Sekarang yang mengerjakan desain kami adalah anak-anak muda. Di perusahaan kami, lebih dari 60 persen karyawan adalah generasi milenial. Oleh karena itu, kami membuat perusahaan tekstil -yang biasa berantakan dan kotor- menjadi lebih nyaman dan disukai anak muda. Sekarang banyak karyawan yang menggunakan komputer dan layar sentuh, yang arahnya lebih ke teknologi.
Mencari sumber daya manusia susah dan gampang. Kalau sudah cocok, justru tidak mau pindah. Makanya lingkungan dibuat bagus agar anak-anak muda datang. Kalau pabrik kumuh dan jelek, anak-anak muda tidak mau datang.
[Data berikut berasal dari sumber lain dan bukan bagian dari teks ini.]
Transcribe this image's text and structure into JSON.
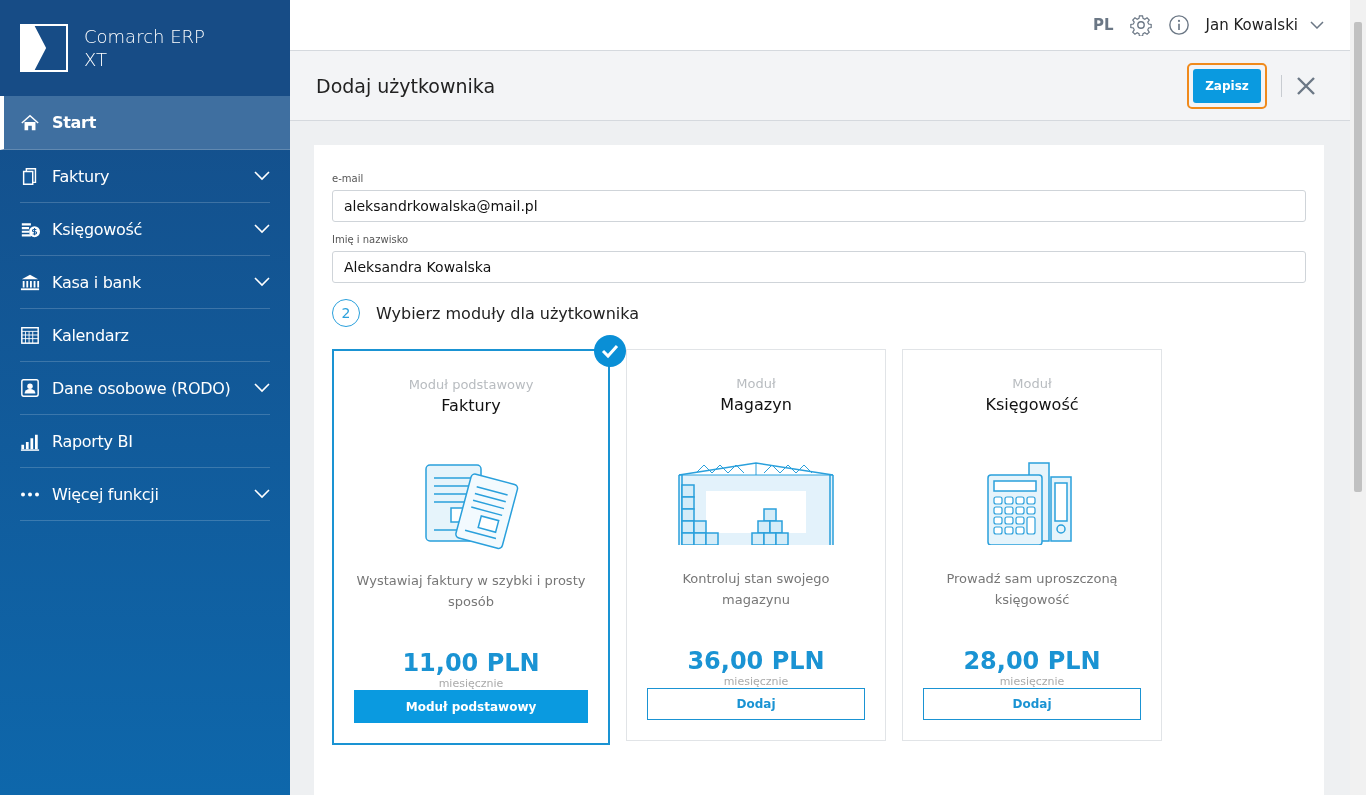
{
  "brand": {
    "name": "Comarch ERP XT"
  },
  "sidebar": {
    "items": [
      {
        "label": "Start",
        "selected": true,
        "expandable": false
      },
      {
        "label": "Faktury",
        "selected": false,
        "expandable": true
      },
      {
        "label": "Księgowość",
        "selected": false,
        "expandable": true
      },
      {
        "label": "Kasa i bank",
        "selected": false,
        "expandable": true
      },
      {
        "label": "Kalendarz",
        "selected": false,
        "expandable": false
      },
      {
        "label": "Dane osobowe (RODO)",
        "selected": false,
        "expandable": true
      },
      {
        "label": "Raporty BI",
        "selected": false,
        "expandable": false
      },
      {
        "label": "Więcej funkcji",
        "selected": false,
        "expandable": true
      }
    ]
  },
  "topbar": {
    "language": "PL",
    "user": "Jan Kowalski"
  },
  "page": {
    "title": "Dodaj użytkownika",
    "save_button": "Zapisz"
  },
  "form": {
    "fields": [
      {
        "label": "e-mail",
        "value": "aleksandrkowalska@mail.pl"
      },
      {
        "label": "Imię i nazwisko",
        "value": "Aleksandra Kowalska"
      }
    ],
    "step": {
      "number": "2",
      "title": "Wybierz moduły dla użytkownika"
    }
  },
  "modules": [
    {
      "label": "Moduł podstawowy",
      "title": "Faktury",
      "description": "Wystawiaj faktury w szybki i prosty sposób",
      "price": "11,00 PLN",
      "period": "miesięcznie",
      "button": "Moduł podstawowy",
      "kind": "basic",
      "selected": true
    },
    {
      "label": "Moduł",
      "title": "Magazyn",
      "description": "Kontroluj stan swojego magazynu",
      "price": "36,00 PLN",
      "period": "miesięcznie",
      "button": "Dodaj",
      "kind": "addon",
      "selected": false
    },
    {
      "label": "Moduł",
      "title": "Księgowość",
      "description": "Prowadź sam uproszczoną księgowość",
      "price": "28,00 PLN",
      "period": "miesięcznie",
      "button": "Dodaj",
      "kind": "addon",
      "selected": false
    }
  ]
}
Perang dagang menghambat ekspor industri, tetapi bagaimana Sritex mencatatkan pertumbuhan ekspor ke AS hingga 3 kali lipat secara tahunan pada laporan kinerja semester I-2019?
Jadi, kalau perang dagang, kami punya hal positif, Amerika Serikat dan Indonesia memiliki hubungan yang baik. Kami bisa memanfaatkan hal itu saat ini untuk stabiltias semuanya. Peluang masih ada di sela-sela perang dagang AS-China.
Memang saat ini ekspor terutama banyak ke AS karena AS merupakan motor ekonomi dunia yang besar. Akibat perang dagang, harus mencari pemasok baru (selain China). Nah, di situ peluang kita.